Meskipun berbagi "arena" yang sama, yaitu alam, Shinrin-yoku dan hiking memiliki filosofi, tujuan, dan praktik fundamental yang berbeda. Memahami perbedaan ini adalah kunci untuk bisa merasakan manfaat unik dari masing-masing aktivitas.
Dilansir dari berbagai sumber kredibel, termasuk institusi seperti Stanford University dan portal pariwisata resmi Jepang, berikut adalah lima perbedaan mendasar antara keduanya.
1. Perbedaan Tujuan, Mencapai Puncak vs Mencapai Ketenangan
Perbedaan paling mendasar terletak pada tujuannya. Seperti yang dijelaskan oleh Stanford Center for Health Education, tujuan utama dari hiking adalah pencapaian fisik. Anda memiliki destinasi yang jelas, puncak bukit, air terjun, atau sekadar menyelesaikan sebuah rute dengan jarak tempuh tertentu. Fokusnya adalah pada "melakukan" sesuatu.
Sebaliknya, terapi hutan Jepang atau Shinrin-yoku tidak memiliki tujuan destinasi.

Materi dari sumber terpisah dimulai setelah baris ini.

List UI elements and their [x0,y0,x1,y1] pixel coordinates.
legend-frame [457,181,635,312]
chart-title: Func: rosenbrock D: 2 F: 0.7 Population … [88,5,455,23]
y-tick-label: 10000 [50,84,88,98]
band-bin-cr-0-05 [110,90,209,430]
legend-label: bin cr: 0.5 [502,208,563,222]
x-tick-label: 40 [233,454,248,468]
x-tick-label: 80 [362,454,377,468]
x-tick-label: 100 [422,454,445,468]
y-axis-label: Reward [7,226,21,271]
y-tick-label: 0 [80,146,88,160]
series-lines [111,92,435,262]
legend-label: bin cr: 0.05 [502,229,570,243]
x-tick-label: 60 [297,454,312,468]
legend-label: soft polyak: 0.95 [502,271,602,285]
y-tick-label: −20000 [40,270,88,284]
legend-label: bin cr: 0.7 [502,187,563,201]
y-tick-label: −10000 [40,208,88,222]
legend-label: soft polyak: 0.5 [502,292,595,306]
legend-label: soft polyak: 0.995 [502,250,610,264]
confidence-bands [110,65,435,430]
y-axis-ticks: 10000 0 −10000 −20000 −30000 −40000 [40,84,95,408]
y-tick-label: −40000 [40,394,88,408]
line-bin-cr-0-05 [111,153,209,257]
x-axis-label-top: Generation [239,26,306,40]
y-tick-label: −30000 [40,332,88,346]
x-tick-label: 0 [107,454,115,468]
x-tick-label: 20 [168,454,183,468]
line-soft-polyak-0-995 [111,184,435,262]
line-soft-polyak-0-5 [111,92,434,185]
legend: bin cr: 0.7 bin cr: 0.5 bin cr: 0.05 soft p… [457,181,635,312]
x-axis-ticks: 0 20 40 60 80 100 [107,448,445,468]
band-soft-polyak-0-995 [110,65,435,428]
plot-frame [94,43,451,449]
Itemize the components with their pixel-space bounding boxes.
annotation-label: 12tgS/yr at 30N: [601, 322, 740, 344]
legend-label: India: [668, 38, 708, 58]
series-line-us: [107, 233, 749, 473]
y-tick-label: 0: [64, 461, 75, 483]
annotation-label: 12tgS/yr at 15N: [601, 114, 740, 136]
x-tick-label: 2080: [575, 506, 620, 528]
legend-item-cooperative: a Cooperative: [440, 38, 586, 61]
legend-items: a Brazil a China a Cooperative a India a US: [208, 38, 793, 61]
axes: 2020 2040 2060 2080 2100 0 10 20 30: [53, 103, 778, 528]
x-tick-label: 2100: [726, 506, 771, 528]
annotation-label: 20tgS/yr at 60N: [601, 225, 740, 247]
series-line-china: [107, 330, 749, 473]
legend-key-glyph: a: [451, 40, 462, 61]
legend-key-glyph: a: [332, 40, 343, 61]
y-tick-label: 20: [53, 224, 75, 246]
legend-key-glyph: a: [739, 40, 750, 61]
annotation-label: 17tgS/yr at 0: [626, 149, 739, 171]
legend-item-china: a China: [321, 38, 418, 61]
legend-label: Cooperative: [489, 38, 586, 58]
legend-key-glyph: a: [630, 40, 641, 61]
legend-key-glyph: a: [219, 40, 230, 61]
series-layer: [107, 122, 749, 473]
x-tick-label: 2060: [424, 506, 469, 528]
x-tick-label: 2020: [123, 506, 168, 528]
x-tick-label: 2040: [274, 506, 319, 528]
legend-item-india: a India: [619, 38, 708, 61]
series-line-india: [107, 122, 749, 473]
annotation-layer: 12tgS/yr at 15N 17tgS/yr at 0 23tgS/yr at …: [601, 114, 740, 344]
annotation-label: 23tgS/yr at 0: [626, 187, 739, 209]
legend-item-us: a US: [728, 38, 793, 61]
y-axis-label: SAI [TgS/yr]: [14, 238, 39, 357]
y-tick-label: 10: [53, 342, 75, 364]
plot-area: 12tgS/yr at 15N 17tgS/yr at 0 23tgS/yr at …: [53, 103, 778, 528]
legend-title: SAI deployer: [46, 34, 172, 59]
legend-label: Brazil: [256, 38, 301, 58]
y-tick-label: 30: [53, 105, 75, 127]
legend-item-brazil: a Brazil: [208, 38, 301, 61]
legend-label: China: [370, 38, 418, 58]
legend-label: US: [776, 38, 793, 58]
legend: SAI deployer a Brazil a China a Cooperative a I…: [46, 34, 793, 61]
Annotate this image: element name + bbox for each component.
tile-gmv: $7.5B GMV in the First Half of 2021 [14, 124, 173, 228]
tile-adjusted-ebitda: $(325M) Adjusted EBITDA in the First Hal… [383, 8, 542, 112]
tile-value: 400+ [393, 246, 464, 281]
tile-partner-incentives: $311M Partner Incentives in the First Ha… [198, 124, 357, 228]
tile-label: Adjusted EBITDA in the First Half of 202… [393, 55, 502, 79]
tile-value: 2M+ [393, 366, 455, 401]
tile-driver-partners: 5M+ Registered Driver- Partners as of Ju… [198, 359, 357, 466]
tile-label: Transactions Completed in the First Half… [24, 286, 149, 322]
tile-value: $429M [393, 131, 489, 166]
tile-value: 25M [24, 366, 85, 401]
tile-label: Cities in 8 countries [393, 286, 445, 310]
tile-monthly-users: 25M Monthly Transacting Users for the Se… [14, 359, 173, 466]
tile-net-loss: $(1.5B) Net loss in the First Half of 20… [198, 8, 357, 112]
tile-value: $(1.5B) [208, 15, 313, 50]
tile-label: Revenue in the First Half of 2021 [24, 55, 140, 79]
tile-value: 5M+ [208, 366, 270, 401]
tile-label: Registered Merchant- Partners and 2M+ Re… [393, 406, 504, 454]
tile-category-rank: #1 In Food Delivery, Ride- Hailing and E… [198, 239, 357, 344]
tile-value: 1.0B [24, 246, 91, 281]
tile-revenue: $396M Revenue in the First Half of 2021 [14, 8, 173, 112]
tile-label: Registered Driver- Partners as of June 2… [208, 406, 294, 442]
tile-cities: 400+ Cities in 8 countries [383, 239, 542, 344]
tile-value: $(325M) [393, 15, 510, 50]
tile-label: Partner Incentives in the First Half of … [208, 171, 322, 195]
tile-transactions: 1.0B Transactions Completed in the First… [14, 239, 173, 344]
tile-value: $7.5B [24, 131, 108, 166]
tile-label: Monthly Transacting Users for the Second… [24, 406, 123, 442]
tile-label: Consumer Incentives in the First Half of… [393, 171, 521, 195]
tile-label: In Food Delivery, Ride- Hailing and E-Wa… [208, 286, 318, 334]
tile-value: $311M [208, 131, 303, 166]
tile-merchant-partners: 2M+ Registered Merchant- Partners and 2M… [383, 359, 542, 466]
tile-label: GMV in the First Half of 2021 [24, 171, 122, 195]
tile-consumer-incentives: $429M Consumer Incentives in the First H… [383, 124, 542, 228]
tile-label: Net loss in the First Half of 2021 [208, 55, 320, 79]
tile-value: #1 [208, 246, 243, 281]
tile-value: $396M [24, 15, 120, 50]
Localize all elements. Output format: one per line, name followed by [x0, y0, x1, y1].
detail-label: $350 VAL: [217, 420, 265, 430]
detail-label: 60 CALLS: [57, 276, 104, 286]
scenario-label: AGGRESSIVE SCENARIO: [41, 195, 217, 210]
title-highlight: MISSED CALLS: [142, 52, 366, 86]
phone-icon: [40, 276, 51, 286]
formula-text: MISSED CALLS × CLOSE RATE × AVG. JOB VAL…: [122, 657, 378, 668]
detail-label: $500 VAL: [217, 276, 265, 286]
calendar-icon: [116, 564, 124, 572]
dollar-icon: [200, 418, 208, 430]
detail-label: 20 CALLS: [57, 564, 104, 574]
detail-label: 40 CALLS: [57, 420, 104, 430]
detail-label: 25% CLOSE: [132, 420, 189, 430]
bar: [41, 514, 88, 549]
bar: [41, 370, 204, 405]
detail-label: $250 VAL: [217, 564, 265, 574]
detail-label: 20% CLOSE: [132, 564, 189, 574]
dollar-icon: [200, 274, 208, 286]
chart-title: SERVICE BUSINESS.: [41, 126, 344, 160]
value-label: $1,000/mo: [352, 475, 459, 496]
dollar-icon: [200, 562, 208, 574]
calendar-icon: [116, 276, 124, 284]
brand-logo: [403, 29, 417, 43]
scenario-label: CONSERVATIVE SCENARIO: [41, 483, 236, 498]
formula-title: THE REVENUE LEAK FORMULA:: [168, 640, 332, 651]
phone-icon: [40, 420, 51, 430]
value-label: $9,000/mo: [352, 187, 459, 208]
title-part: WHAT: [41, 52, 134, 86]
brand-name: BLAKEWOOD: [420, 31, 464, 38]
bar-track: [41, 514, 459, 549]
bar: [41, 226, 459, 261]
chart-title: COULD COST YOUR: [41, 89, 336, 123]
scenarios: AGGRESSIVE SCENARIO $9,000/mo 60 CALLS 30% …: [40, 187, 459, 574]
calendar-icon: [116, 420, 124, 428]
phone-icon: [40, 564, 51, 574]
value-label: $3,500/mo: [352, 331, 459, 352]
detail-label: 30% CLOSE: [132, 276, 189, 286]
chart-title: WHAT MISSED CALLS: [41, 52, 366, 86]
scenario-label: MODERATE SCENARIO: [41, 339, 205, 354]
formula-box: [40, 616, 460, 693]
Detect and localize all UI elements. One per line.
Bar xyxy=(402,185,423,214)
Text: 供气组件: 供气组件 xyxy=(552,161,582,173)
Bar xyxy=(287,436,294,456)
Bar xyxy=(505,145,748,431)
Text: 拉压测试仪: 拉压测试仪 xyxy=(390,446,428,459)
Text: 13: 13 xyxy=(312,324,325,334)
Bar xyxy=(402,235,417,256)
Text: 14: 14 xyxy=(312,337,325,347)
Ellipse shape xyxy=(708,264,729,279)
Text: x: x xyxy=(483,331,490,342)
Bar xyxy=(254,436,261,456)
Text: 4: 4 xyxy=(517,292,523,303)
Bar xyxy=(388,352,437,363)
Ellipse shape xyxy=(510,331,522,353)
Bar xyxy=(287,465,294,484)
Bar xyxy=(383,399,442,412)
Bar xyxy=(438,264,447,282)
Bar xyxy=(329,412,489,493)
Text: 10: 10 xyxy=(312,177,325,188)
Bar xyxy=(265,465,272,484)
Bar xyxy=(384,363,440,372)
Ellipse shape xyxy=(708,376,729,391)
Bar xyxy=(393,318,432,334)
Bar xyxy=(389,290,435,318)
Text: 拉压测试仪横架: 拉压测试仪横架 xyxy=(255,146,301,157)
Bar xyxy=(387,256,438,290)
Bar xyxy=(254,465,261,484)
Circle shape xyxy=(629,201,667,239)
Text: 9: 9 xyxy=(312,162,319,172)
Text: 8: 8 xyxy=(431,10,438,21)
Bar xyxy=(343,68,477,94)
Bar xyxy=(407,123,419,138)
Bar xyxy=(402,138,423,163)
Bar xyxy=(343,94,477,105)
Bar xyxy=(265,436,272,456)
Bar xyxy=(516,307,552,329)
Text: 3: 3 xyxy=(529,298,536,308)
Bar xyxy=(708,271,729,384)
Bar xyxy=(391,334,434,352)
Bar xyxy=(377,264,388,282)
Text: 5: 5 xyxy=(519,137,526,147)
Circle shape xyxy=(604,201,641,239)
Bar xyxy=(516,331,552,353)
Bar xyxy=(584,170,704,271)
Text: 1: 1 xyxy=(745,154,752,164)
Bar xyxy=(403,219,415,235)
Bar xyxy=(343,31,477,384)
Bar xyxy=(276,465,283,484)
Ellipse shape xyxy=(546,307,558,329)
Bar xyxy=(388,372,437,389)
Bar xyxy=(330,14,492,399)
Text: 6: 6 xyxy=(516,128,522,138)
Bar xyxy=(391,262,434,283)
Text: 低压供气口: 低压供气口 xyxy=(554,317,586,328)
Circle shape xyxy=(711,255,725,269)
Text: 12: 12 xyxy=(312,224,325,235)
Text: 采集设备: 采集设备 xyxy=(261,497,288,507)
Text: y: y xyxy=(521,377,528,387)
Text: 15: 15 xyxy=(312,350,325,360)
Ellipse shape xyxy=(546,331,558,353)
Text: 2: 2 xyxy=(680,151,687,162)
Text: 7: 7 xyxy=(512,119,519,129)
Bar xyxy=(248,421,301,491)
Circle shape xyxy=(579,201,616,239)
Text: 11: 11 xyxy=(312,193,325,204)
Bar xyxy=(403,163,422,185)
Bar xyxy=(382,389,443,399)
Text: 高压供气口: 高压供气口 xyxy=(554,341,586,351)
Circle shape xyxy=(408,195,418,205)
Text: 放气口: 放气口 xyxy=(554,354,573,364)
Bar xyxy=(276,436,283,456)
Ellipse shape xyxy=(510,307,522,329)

Tujuannya bersifat internal, yaitu mencapai ketenangan, mengurangi stres, dan membangun kembali koneksi dengan alam. Fokusnya adalah pada "menjadi" (being), bukan "melakukan" (doing). Anda tidak sedang pergi ke suatu tempat; Anda sudah berada di tempat yang seharusnya.
2. Perbedaan Kecepatan, Langkah Cepat vs Langkah Sangat Lambat
Karena tujuannya berbeda, kecepatan gerakannya pun berbeda total. Hiking umumnya dilakukan dengan kecepatan yang konsisten dan cukup cepat untuk menjaga ritme jantung dan menempuh jarak.
Sementara itu, Shinrin-yoku dilakukan dengan langkah yang sangat lambat dan santai. Anda didorong untuk sering berhenti tanpa alasan, duduk di atas akar pohon, atau sekadar berdiri diam untuk mengamati sekitar. Menurut Japan.travel, situs pariwisata resmi Jepang, sesi Shinrin-yoku selama dua jam mungkin hanya menempuh jarak satu atau dua kilometer saja.
3. Perbedaan Fokus, Usaha Fisik vs Pengalaman Panca Indera
Fokus atensi Anda saat melakukan kedua aktivitas ini sangatlah berbeda. Saat hiking, fokus Anda cenderung pada usaha fisik, detak jantung, napas yang terengah-engah, kekuatan otot kaki untuk menanjak, dan navigasi rute.